2. In a parallelogram, opposite sides and angle are equal.
3. If each pair of opposite sides of quadrilateral is equal, then it is a parallelogram.
4. If in a quadrilateral, each pair of opposite angles is equal, then it is a parallelogram.
5. The diagonals of a parallelogram bisect each other.

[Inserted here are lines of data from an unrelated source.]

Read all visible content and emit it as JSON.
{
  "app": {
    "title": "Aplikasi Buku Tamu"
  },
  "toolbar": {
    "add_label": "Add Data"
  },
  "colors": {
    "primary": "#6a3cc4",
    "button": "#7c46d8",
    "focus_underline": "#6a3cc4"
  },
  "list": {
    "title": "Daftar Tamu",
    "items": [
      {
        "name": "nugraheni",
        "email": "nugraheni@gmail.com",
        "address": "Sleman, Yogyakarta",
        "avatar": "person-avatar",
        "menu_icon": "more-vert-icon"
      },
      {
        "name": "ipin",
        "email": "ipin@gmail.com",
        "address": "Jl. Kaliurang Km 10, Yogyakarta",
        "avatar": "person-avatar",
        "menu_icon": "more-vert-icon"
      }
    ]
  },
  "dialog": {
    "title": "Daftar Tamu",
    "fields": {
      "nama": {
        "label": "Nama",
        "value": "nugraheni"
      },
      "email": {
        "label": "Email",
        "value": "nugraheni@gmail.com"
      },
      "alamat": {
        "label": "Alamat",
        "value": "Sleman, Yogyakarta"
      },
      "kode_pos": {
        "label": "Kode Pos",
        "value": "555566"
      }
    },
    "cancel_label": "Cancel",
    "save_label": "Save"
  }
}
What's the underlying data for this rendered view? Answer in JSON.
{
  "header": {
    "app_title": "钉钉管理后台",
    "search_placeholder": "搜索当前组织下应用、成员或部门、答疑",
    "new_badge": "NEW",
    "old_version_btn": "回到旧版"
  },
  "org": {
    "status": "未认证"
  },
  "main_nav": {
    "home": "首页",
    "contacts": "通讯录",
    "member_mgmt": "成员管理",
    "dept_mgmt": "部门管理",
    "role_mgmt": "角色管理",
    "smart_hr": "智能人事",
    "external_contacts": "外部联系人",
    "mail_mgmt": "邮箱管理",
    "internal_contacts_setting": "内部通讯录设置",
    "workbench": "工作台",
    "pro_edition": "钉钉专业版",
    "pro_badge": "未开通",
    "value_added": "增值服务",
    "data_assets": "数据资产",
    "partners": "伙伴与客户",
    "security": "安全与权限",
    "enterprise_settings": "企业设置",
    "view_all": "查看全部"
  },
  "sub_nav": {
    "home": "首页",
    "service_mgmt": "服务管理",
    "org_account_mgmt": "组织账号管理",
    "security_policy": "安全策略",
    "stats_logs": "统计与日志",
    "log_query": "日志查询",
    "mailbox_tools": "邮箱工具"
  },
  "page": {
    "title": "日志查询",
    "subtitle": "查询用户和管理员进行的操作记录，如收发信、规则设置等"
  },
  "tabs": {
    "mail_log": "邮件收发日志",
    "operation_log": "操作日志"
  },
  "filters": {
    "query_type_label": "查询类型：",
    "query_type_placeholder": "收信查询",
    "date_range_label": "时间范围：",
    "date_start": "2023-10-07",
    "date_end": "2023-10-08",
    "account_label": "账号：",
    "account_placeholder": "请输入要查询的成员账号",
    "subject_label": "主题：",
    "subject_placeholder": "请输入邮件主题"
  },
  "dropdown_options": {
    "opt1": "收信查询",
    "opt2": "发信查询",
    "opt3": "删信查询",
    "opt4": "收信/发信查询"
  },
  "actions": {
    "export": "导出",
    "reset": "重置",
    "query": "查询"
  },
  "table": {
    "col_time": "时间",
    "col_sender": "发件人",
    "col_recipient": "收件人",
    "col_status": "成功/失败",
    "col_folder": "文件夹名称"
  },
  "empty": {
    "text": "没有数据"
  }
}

6. If the diagonals of a quadrilateral bisect each other, then it is a parallelogram.
7. A quadrilateral is a parallelogram if a pair of opposite sides is equal and parallel.
8. The line drawn through the mid-point of one side of a triangle, parallel to another side bisects the third side.
9. The line segment joining the mid- points of the two sides of a triangle is parallel to the third side.
10. Show that each angle of a rectangle is a right angle.
11. Show that the diagonal of a rhombus are perpendicular to each other.
12. ABC is an isosceles triangle in which AB=AC. AD bisects exterior angle PAC and CD||AB. Show that (i) angle DAC=angle BCA and(ii) ABCD is a parallelogram (||gm).
13. Show that the bisectors of the angles of a parallelogram form a rectangle.
14. ABCD is a parallelogram (||gm) in which P and Q are mid-points of opposite side AB and CD. If AQ intersects DP at S and BQ intersects CO at R, show that
(i) APCQ is ||gm
(ii)DPBQ is ||gm
(iii) PSQR is ||gm]
15 If the diagonal of a parallelogram are equal, then show that it is a rectangle.
16. Show that if the diagonals of a quadrilateral bisect each other at right angles, then it is a rhombus
17. Show that the diagonals of a square are equal and bisect each other at right angles.
18. Show that if the diagonals of a quadrilateral are equal and bisect each other at right angles, then it is a square.
19. In a parallelogram ABCD, two points P and Q are taken on diagonal BD such that DP=BQ. Show that
(I) tri APB cong Tri CQB
(iv) tri AQB cong Tri CPD
(v) APCQ is a parallelogram.
20. ABCD is a quadrilateral in which P, Q, R and S are mid-points of the sides AB, BC, CD and DA. AC is a diagonal. Show that:
(i) SR||AC and SR =1/2 AC
(ii) PQ=SR (iii) PQRS is a parallelogram.
21. ABCD is a rhombus and P, Q, R and S are the mid- point of the sides AB, BC, CD and DA respectively. Show that the quadrilateral PQRS is a rectangle.
22 ABCD is a rectangle and P, Q, R and S are mid-points of the sides AB, BC, CD and DA respectively. Show that the quadrilateral PQRS is a rhombus.
23. Show that the line segments joining the mid-points of the opposite sides of a quadrilateral bisect each other.
24 ABC is a triangle right angle at C. A line through the mid-points M of hypotenuse AM and parallel to BC intersects AC at D. Show that (i) D is the mid –point of AC (ii) MD ┴ AC(iii) CM=MA=1/2 AB.
25. Parallelograms on the same base and between the same parallels are equal in area.